Displaced, intraarticular calcaneal fracture—AO/ICI type B1, Sanders type III
Case description
A 39-year-old man fell from a height of 7 m, sustaining polytrauma. He presented with severe soft-tissue swelling over the right calcaneus. Standard x-rays and a CT scan revealed a displaced, intraarticular calcaneal fracture (Sanders type III, AO/ICI type B2) with a severely dislocated “tongue” fragment that was exerting severe pressure on the skin and soft tissues from the inside.
Indication for MIPO
The critical general condition of the patient did not allow for prolonged surgery to be carried out on the calcaneal fracture.
Preoperative planning
Polytraumatized patients require a quick procedure. Reduction of the gross dislocation has to be achieved quickly by ligamentotaxis using external three-point distraction from the medial side.
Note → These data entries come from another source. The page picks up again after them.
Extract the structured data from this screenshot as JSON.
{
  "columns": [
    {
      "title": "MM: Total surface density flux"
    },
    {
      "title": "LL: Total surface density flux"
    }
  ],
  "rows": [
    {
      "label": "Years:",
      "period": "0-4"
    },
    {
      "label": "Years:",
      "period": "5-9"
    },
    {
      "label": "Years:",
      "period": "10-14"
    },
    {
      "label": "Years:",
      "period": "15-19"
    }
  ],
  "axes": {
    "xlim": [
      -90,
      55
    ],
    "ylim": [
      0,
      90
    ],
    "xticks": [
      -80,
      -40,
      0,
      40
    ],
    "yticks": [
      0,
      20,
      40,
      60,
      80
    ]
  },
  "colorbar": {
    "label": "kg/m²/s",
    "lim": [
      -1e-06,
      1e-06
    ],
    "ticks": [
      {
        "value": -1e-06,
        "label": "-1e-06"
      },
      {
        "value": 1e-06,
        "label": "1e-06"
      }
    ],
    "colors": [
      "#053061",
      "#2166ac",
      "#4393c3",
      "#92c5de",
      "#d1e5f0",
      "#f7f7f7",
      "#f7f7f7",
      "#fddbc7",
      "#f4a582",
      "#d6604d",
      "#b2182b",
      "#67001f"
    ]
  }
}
The cranially displaced tongue fragment has to be reduced immediately to prevent skin necrosis over the insertion of the Achilles tendon. Definitive ORIF via an extended lateral approach can then be planned precisely and carried out after improvement in both the soft tissues and the patient‘s overall condition.
Percutaneous reduction of the overall shape of the calcaneus via direct manipulation and ligamentotaxis prevents soft-tissue shrinkage and makes late ORIF easier in a patient who is in a critical condition. Medial pin placement does not interfere with a lateral approach for definitive fracture fixation.